Q: What do you see as the major challenges facing academic leaders today?

A: The biggest problem facing the American system of higher education today is how to deal with its own success. In the 19th century, very few people attended college, so the system was not much in the public spotlight. Burgeoning enrollments in the 20th century put the system center stage, especially when it became the expectation that most people should graduate from some sort of college. As higher education moved from being an option to becoming a necessity, it increasingly found itself under the kind of intense scrutiny that has long been directed at American schools.

Accountability pressure in the last three decades has reshaped elementary and secondary schooling, and now the accountability police are headed to the college campus. As with earlier iterations, this reform effort demands that colleges demonstrate the value that students and the public are getting for their investment in higher education. This is particularly the case because higher education is so much more expensive per student than schooling at lower levels. So how much of this cost should the public pay from tax revenues and how much debt should individual students take on?

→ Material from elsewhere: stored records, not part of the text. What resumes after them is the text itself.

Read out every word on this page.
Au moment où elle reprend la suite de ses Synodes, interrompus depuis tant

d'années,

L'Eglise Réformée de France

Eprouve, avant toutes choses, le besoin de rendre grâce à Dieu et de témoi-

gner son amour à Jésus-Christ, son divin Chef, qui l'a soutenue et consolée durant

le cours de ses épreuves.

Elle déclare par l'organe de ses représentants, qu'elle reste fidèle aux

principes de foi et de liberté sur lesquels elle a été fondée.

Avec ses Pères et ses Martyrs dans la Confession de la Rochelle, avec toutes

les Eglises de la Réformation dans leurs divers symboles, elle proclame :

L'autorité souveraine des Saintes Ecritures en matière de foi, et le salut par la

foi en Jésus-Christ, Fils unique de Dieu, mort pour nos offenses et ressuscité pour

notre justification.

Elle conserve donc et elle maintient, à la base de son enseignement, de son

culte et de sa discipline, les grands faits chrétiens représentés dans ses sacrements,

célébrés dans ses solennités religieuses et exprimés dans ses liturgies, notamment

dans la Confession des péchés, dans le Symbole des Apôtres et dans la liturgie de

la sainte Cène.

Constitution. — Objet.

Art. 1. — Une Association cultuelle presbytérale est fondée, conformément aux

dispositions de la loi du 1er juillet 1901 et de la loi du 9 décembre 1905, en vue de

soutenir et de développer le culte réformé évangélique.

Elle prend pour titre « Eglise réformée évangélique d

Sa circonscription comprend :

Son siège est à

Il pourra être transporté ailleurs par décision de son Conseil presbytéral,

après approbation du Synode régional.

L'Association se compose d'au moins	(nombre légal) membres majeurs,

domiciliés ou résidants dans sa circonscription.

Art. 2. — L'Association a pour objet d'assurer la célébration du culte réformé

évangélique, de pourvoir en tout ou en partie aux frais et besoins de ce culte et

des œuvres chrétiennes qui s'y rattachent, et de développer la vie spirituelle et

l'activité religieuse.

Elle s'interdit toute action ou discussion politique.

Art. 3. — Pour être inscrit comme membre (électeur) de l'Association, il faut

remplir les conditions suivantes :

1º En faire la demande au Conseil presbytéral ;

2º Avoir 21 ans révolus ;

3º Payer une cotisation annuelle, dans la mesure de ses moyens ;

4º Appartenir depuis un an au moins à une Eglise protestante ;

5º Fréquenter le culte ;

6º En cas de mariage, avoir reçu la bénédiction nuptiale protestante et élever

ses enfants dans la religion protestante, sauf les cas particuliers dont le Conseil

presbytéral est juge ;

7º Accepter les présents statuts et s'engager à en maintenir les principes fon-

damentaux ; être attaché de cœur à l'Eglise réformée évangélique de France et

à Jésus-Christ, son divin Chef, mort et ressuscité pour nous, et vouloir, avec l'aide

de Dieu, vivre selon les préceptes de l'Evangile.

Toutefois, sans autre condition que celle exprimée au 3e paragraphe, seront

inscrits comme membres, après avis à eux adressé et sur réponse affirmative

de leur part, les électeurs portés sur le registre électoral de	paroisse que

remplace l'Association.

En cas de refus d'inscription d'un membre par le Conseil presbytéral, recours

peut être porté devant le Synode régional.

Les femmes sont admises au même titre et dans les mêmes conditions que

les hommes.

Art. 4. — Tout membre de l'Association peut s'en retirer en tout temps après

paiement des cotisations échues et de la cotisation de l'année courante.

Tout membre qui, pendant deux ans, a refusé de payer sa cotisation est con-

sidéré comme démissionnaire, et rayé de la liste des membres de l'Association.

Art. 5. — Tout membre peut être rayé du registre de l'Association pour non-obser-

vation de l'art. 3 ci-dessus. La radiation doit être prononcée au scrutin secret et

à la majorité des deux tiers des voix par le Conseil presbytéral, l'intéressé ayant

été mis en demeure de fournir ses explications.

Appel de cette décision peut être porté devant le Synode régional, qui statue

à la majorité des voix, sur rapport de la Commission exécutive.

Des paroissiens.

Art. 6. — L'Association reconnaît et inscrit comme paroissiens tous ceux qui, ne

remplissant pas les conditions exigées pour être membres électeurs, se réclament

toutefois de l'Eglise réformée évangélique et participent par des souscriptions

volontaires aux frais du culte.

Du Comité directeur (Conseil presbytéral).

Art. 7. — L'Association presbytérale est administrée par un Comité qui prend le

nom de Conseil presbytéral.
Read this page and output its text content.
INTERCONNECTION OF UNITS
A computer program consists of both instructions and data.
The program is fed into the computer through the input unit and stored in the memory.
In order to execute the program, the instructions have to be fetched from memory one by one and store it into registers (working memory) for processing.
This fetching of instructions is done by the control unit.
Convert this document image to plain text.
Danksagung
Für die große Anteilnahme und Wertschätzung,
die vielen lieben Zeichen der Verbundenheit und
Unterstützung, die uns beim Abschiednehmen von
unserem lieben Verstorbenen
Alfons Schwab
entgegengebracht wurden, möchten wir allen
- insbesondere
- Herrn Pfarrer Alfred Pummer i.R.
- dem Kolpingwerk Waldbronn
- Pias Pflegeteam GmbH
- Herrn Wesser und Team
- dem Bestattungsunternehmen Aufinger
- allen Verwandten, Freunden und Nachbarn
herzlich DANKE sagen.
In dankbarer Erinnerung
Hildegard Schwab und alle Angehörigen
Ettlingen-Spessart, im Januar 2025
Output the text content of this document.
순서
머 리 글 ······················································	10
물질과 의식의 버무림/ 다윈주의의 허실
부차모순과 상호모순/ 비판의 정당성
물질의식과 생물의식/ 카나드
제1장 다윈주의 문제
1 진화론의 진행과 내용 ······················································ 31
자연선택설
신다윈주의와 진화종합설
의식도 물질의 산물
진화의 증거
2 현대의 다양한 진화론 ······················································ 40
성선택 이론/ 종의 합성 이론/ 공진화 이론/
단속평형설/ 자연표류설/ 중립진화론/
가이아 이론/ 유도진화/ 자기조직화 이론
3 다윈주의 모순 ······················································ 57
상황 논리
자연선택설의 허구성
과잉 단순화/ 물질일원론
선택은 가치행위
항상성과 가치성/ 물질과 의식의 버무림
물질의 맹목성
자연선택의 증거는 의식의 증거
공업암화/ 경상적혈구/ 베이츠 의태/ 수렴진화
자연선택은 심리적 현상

The danger posed by this accountability pressure is that colleges, like the K-12 schools before them, will come under pressure to narrow their mission to a small number of easily measurable outcomes. Most often the purpose boils down to the efficient delivery of instructional services to students, which will provide them with good jobs and provide society with an expanding economy. This ignores the wide array of social functions that the university serves. It’s a laboratory for working on pressing social problems; a playpen for intellectuals to pursue whatever questions seem interesting; a repository for the knowledge needed to address problems that haven’t yet emerged; a zone of creativity and exploration partially buffered from the realm of necessity; and, yes, a classroom for training future workers. The system’s organizational messiness is central to its social value.